As you know, the unemployment rate in the US has hit twenty-million and I read that four-million of those jobs will never come back. World-wide, the one-percent continue to ship jobs to third-world countries to increase profits. More jobs that will never come back.
It gets worse: computers and automation will now eliminate many of the crappy jobs that are left. Entire job titles no longer exists: Para-Legal being an example. The Attorney can read all about prior cases without the need for someone to research relevant case histories: just type in the keyword.
The most common job title in the US is Driver. Trains, long-distance trucks, delivery drivers, Taxis, Ferry pilots, and others… all will be gone in a few years. Millions of jobs will simply disappear. Uber has already deployed driverless cars in pilot cities.
You don’t need a Pulitzer winning Economist to tell you that we are nearing the end of what we can expect the former middle-class to absorb. I contend that economic pressures will now push people to try something new. I predict many may strike out for the countryside.
But this isn’t a return to your Grandpa’s old place. I think many of these new farmers will not consider themselves farmers at all. They will make gourmet, craft products for dinner tables in regional cities.

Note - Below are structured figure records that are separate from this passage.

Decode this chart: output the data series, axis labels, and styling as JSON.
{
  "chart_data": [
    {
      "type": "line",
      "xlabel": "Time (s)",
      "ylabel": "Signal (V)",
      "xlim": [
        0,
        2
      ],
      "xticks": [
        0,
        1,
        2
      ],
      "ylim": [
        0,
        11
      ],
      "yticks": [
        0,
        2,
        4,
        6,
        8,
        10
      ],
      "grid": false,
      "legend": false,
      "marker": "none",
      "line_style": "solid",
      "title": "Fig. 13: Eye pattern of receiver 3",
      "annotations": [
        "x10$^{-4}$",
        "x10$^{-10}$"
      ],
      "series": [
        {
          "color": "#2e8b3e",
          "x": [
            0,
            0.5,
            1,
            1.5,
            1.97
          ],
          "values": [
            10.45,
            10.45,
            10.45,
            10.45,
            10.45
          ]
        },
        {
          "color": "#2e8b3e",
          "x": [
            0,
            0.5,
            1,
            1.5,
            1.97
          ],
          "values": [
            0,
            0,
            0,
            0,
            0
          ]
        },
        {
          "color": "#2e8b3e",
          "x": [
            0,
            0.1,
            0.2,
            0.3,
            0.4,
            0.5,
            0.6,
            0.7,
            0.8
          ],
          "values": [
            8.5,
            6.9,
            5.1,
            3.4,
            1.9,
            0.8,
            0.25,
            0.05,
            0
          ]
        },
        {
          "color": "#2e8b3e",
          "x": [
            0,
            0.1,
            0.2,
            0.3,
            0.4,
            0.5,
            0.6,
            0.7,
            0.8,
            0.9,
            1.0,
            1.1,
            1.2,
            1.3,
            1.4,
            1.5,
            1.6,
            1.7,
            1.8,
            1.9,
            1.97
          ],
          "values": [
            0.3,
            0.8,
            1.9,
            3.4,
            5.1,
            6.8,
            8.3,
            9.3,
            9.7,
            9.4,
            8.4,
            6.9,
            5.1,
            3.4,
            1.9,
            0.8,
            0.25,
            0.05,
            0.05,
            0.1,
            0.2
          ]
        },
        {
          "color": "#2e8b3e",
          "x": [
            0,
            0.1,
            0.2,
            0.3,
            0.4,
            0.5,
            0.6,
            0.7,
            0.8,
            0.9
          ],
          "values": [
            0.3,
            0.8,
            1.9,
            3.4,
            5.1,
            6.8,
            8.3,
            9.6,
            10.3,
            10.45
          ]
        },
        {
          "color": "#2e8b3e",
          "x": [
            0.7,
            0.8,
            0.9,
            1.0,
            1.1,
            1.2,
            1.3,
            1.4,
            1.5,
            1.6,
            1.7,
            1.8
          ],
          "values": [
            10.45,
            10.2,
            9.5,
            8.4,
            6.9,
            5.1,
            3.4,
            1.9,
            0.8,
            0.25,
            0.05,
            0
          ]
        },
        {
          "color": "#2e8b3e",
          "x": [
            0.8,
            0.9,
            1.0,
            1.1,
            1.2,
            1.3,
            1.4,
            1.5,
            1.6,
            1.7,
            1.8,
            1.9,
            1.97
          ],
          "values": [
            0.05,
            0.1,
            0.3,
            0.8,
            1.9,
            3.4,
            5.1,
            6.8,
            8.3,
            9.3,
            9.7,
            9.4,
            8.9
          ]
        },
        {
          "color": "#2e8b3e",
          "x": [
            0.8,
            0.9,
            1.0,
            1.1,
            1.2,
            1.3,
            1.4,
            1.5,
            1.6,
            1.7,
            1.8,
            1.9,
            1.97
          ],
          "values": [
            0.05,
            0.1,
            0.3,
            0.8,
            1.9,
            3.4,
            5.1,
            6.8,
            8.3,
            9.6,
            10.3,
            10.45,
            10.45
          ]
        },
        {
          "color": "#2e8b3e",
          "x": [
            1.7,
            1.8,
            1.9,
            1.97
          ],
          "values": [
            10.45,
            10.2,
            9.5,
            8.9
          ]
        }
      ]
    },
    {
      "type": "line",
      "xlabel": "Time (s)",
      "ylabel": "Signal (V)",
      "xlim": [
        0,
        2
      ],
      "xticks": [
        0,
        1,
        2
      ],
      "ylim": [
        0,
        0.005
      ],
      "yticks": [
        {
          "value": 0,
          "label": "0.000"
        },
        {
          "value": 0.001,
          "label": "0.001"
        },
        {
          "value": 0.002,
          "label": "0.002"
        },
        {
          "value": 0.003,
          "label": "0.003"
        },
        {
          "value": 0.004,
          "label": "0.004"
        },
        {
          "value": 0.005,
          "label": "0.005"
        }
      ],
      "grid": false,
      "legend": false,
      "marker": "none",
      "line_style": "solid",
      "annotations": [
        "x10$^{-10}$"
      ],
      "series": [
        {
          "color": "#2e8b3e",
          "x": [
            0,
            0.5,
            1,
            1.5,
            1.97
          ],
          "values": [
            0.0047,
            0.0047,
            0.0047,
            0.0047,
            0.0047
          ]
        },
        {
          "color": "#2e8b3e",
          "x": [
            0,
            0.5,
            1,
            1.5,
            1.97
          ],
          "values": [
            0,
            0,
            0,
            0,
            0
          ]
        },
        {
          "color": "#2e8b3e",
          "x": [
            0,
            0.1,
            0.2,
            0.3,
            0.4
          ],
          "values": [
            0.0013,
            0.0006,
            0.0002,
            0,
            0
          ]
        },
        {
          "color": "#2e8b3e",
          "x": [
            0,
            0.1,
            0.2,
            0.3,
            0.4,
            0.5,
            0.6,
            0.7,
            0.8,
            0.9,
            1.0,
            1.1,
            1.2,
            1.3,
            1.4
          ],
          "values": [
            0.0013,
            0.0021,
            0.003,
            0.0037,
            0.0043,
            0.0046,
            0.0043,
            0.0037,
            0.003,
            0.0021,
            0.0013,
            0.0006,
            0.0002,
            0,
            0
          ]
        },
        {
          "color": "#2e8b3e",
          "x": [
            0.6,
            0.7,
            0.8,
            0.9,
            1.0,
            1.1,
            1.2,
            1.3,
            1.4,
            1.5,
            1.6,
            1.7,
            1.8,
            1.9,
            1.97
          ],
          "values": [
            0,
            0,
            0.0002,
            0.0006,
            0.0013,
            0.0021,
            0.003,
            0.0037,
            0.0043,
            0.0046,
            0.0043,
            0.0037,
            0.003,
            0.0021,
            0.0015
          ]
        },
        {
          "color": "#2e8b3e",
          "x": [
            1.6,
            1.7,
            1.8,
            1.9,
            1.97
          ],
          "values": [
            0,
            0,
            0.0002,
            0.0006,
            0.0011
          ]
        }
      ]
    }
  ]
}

How about this: after work this evening, you login to a website and order the items you would like to have for dinner tomorrow night. Craft cheese, large organic mushrooms, fresh herbs, and perhaps a kit with fruits & veggies for gourmet salad.

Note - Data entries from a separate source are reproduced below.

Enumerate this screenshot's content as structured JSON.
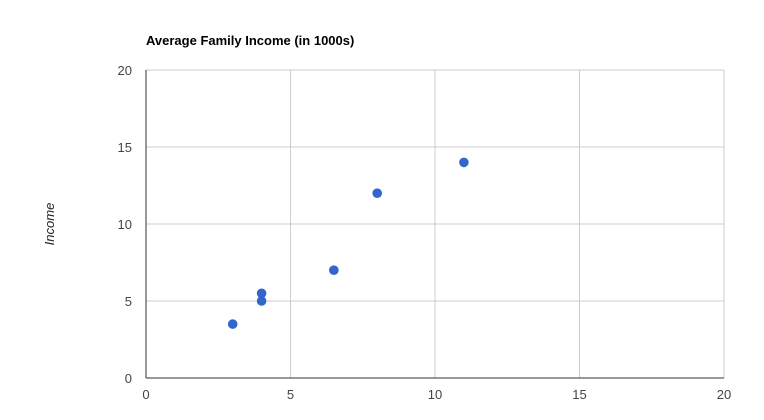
{
  "chart_data": {
    "type": "scatter",
    "title": "Average Family Income (in 1000s)",
    "xlabel": "",
    "ylabel": "Income",
    "xlim": [
      0,
      20
    ],
    "ylim": [
      0,
      20
    ],
    "x_ticks": [
      "0",
      "5",
      "10",
      "15",
      "20"
    ],
    "y_ticks": [
      "0",
      "5",
      "10",
      "15",
      "20"
    ],
    "grid": true,
    "legend": "none",
    "series": [
      {
        "color": "#3366cc",
        "points": [
          {
            "x": 3,
            "y": 3.5
          },
          {
            "x": 4,
            "y": 5
          },
          {
            "x": 4,
            "y": 5.5
          },
          {
            "x": 6.5,
            "y": 7
          },
          {
            "x": 8,
            "y": 12
          },
          {
            "x": 11,
            "y": 14
          }
        ]
      }
    ]
  }
}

The next morning, a hundred miles away, area farmers bring their products to a meeting spot where a large panel van (lorry) waits with racks to hold orders from maybe two-hundred families. The cheese maker brings a dozen orders which are split up and added to the correct boxes and other farmers follow with their orders.

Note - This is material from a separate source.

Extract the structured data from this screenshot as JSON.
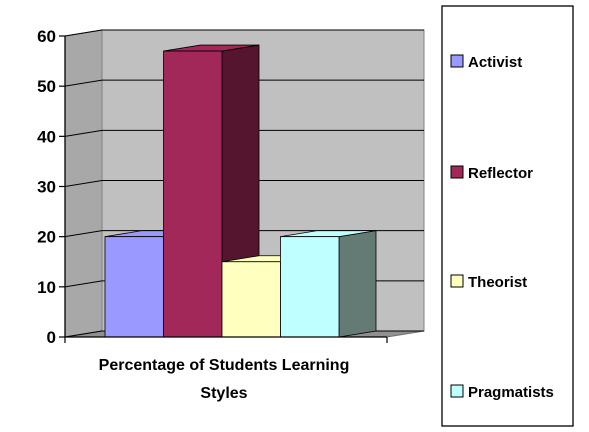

The truck departs and drives the produce into the city where it waits in the Metro Rail parking lot to meet people on their way home from work. Each bag contains food that was on several different farms this morning and will be used for dinner tonight. Fresh foods that never see a processing plant or freezer.
We’ll meet again tomorrow.
I remember a decade or so back in time, the global financial crisis caused a massive decline in trade. That world trade never ever returned to its previous growth trajectory.
Similarly now, the global crisis caused by Covid-19 is causing another huge decline in trade, and I fully expect to see a similar long-term down-shift in global trade.
The trade war between the U.S.A. and China will lead companies towards a more domestic approach to production and sourcing, and that will also help to maintain a sustained reduction of trade.
In Britain, we have long since lost our manufacturing industry. No other major economy has been through Britain’s scale of de-industrialisation.
What’s left will almost certainly be damaged by Brexit. Failure to ensure frictionless trade with Britain’s biggest market, Europe, will have disastrous implications for major companies and their supply chains. The pandemic has also seen a drastic increase in unemployment and very few jobs available for those affected. Troubled times indeed.
So it’s a case of looking to a future where more British workers will need to be using their brains rather than hands. With most future jobs being lost to robots, we need to ask from where these skills are going to come. At the moment Britain has too many low-skilled lowly paid jobs. When they have vanished to technology, what are these people going to do?
Places like Denmark and Germany have shown the way with building industries around green technology. The world of work in Britain needs to be similarly transformed. And quickly. A jobs crisis is likely but not inevitable, if the government acts accordingly. Britain has a choice – it’s either another industrial revolution, and we created the first one, or else it will be the title of this blog.